I believe that "history" is an advanced feature but the most interesting
feature would be, for me, merging your cache with someone else’s cache.
This should be done with constraints:
- always keep versions of a page you encountered yourself
- always keep the good chronological order (and how could it possibly be
guessed?)
- keep the resulting cache below a certain size (at some point, size
will start to become a problem)
Those are all very very interesting problems.
>>>On 2023-12-15, Ploum wrote:>>- Increase in cache storage.>>This would be especially problematic for changing binary files.>Incremental updates to text files however should be quite efficient. I'd>like to run the git-based-cache for some time and get some actual>statistics.>>On 2023-12-15, Ploum wrote:>>- Very hard to remove permanently part of the cache to save space.>>It's possible to rewrite git history and squash all commits into a>single one, erasing old versions of files. Running git gc after that>should reduce disk usage.

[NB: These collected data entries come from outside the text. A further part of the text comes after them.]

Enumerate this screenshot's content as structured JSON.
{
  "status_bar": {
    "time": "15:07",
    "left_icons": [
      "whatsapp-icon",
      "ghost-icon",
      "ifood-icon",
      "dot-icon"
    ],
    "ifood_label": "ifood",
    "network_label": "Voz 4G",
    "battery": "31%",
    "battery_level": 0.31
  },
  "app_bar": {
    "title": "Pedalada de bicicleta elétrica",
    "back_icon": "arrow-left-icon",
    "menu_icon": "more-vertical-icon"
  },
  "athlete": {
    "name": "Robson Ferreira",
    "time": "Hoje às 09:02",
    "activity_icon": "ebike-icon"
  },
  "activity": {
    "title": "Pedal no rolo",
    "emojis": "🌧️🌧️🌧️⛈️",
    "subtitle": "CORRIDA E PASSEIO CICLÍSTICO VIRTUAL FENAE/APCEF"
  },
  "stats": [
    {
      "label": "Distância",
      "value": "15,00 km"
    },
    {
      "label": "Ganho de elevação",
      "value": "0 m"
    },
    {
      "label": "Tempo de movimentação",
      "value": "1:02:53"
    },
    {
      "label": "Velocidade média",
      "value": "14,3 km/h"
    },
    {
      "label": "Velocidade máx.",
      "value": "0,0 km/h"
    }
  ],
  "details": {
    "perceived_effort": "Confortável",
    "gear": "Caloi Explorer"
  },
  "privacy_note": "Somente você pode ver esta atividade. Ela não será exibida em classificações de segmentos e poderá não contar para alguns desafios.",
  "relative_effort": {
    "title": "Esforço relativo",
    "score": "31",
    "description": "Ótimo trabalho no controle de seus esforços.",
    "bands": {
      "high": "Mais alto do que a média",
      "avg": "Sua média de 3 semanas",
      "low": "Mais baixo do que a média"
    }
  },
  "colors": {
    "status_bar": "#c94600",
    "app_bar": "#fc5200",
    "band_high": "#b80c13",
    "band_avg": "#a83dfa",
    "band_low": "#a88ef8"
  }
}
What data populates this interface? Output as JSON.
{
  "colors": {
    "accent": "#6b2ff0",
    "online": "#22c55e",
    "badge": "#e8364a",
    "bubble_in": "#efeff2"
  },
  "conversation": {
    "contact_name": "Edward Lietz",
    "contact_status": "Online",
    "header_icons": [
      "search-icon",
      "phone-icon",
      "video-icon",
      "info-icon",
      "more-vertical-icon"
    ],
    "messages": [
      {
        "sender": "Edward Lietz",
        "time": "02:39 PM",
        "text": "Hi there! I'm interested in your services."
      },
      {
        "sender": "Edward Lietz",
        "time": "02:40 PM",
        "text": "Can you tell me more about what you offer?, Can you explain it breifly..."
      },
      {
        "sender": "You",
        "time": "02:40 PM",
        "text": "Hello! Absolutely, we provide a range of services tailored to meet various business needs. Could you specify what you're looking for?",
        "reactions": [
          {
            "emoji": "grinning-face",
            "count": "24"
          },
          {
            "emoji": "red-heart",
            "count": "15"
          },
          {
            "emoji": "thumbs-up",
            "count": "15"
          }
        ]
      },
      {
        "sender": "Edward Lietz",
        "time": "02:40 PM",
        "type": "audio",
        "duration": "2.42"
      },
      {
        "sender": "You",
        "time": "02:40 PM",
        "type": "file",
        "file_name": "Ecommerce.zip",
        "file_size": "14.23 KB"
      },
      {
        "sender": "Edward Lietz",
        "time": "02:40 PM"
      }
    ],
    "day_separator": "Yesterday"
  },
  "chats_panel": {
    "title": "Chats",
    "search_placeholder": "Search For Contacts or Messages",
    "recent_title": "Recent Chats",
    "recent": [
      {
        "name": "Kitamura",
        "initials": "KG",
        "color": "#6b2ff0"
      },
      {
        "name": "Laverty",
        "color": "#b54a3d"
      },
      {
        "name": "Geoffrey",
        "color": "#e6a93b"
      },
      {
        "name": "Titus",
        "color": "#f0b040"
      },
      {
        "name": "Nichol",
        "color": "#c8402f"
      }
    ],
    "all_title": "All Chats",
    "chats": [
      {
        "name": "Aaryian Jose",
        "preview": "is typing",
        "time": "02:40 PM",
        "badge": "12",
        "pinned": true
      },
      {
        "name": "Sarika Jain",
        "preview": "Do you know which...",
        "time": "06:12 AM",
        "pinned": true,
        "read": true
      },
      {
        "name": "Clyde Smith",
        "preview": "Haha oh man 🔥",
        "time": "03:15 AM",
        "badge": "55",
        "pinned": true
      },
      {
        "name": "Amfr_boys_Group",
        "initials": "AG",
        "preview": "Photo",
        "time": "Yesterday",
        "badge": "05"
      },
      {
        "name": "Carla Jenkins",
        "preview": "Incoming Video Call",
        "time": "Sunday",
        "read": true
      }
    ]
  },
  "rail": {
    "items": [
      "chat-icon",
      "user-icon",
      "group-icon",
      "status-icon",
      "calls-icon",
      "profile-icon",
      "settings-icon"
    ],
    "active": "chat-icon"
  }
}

Yes, this is definitely possible. The question is how to do it properly.
But that’s a nice-to-have problem.
I mean, if the most pressing problem is the size of the cache, it means
that we have solved all other problems *and* that we consider the git
experiment as useful and that offpunk should migrate to git based cache.
Which is not for the short term but quite exciting!
Thanks for replying with such nice ideas.